Çaldılar

Soruyor adamın biri, beyimiz “çünkü çaldılar” diyerek yanıtlayıp, gevrek gevrek gülüyor.

Bu zat bakanlık, başbakanlık, meclis başkanlığı yaptırılmış biri.

Bir başkası “böyle bir hileyi kırk yıl düşünsek aklımıza gelmezdi” diyor, bir diğeri “İstanbul’daki kanunsuzluk Türkiye’nin kaybolmasına sebep olur” diyor, en tepedeki “Madem 31 Mart’ta aldın 23 Haziran’da da al bakalım nasıl alacaksın” diyor.

Sosyal medya anında kampanyalar ile sallanıyor, süslümanlar, hacı-hoca-molla akıllı “gazeteci” adlı tetikçiler, partinin vekilleri, belediye başkanları aynı anda “çaldılar” diye bağırıyorlar.

Nasıl oluyorsa, bir zarfın içinde 4 pusula var üçü geçerli biri geçersiz, o geçersizler çalınmış oylar!

Oysa YSK’nın açıklaması “sandık kurulu başkanları kamu görevlisi olmadığı için” diye başlıyor.

Bu arada ülkenin saygın hukukçuları, hukuk örgütlerinin temsilcileri konuşuyor, yetmiyor dünyadan sesler çıkıyor, dinleyen yok.

“YSK kararlarını yedek üyelerle değil asıl üyelerle alır. Oylamada 7 kişilik asıl üyenin yanında 4 yedek üye var, bu işte tam kanunsuzluktur ve Anayasa’ya aykırıdır.” saptaması yapılıyor, dinleyen yok.

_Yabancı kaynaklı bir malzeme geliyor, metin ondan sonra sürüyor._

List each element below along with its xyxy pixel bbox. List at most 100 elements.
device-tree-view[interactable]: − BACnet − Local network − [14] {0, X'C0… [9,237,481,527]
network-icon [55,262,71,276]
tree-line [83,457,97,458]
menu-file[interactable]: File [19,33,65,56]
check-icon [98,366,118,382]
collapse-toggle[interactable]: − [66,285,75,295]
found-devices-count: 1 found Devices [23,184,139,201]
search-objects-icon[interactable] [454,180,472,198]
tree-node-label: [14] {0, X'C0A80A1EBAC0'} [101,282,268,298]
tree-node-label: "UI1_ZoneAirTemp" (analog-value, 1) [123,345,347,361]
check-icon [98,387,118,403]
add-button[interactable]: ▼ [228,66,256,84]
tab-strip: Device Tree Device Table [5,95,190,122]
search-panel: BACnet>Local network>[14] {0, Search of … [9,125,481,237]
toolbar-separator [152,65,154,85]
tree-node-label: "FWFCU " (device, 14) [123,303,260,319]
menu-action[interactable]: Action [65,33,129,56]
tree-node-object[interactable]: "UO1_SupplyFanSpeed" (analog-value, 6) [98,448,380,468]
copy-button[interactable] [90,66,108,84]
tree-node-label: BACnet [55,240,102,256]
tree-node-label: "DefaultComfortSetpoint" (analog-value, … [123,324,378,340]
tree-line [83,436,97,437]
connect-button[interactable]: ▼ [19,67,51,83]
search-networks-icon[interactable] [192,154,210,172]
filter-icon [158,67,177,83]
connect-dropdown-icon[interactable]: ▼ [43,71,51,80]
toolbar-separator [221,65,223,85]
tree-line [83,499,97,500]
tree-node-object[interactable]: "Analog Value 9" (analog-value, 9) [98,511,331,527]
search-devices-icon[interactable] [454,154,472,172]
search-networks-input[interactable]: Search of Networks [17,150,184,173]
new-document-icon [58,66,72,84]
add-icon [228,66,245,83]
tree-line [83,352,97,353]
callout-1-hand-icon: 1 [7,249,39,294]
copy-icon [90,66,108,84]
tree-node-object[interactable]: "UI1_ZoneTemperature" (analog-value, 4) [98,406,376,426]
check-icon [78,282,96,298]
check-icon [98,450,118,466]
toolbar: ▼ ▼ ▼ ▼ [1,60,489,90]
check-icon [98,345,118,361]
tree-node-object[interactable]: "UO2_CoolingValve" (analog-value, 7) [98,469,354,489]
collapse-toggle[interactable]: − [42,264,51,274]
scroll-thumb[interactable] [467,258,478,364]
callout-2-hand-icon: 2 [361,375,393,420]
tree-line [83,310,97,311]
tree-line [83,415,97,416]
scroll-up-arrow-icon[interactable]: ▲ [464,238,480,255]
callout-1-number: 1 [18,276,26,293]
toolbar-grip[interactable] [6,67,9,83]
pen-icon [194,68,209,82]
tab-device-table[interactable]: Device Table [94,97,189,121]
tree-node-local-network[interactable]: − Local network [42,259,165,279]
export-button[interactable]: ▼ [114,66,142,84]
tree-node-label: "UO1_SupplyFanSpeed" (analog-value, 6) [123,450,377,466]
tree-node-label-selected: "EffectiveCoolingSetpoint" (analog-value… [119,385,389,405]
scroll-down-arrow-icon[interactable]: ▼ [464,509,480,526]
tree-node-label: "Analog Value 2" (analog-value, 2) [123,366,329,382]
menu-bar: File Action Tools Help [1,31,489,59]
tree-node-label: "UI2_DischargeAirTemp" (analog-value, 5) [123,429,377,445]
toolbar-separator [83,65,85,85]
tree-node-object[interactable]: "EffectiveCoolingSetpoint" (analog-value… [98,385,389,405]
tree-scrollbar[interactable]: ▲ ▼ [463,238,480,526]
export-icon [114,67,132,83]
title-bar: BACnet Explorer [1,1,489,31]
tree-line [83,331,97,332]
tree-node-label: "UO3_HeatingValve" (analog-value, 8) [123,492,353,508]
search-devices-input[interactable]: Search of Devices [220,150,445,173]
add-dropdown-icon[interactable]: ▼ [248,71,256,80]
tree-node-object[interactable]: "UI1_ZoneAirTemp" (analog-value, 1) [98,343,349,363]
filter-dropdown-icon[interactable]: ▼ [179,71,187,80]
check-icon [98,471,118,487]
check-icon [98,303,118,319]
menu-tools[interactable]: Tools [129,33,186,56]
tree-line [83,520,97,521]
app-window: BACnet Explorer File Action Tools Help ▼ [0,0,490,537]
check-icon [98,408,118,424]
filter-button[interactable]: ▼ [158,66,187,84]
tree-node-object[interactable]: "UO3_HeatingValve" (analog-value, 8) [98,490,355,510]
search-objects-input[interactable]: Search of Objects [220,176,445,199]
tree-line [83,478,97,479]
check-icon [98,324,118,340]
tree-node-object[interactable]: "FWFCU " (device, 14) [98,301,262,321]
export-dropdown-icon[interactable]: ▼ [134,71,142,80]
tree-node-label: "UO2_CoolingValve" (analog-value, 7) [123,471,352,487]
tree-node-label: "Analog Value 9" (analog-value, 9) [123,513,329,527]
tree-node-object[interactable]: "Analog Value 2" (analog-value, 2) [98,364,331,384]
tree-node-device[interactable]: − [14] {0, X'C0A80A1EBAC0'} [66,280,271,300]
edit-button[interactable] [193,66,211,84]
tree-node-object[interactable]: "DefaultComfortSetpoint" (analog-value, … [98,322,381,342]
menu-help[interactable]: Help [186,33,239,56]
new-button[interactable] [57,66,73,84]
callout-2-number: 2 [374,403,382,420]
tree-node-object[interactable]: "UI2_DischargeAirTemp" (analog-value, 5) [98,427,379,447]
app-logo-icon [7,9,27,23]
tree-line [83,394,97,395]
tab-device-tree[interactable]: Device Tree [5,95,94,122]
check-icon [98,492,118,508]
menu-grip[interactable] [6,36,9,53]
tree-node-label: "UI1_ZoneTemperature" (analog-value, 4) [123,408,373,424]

Hakkı çiğnenenlerin partileri bu kanunsuzluğa teslim oldukları için susuyor, 23 Haziran’ı bekliyorlar.

Yıllardır korku duvarının dibinde bekleşen bazı “sanatçılar” seslerini çıkarıyorlar, anında linç kampanyaları, tehditler, ötekileştirmeler, küfürler, hakaretler, düşmanlıklar kusuluyor.

Biliyoruz bu seçimler daha çok su kaldırır ve henüz yolun başındayız. Kampanyalara yol verildiğinde neler yaşanacağını birlikte göreceğiz ancak 39 ilçe de halkın parası ve devletin sınırsız olanaklarıyla mitingler yapacak olan RTE, yine sabah-akşam nutuklar çekerek B. Yıldırım’ı yanında bir aksesuar gibi taşıyıp, vaatler üstüne vaatler yağdırarak, 25 yıldır yönettiği İstanbul’u teslim etmemek için gereğini yapacak.

Kim ne derse desin, bunun asıl sorumlusu, kazanılmış seçimlerin iptal edilmesini kabullenip, boykot seçeneğini tartışmaya bile gerek duymayan, kanunsuzluğa alet olarak mevcut sistemin sürmesinden yana karar alanlar ve böylelikle önlerine konan sandığa evet diyenlerdir.

“Kazandık, yine kazanacağız, hem de daha yüksek oy yüzdesiyle” açıklamalarının ise ne kadar gerçekçi olduğu tartışılır. Eğer seçim olacaksa öyle hak, hukuk, adalet gibi içleri çoktan boşaltılmış kavramların artık hiçbir önemi yoktur.

AKP için “İstanbul ya alınacak ya alınacak” kadar hayati bir meseledir ve bunun için yapılamayacak şey yoktur.

Yalansa yalan, çalmaksa çalmak, düşmanlıksa düşmanlık, kanunsuzluksa kanunsuzluk.

Ülke ekonomisi batmış, halk yoksulluğun, yokluğun, adaletsizliğin pençelerinde acılar çekiyormuş, dışarıda sorunlar dağ olmuş umurlarında değil.

Nedenini ise bir kez daha yinelemek de yarar var, “İstanbul düşerse AKP düşer.”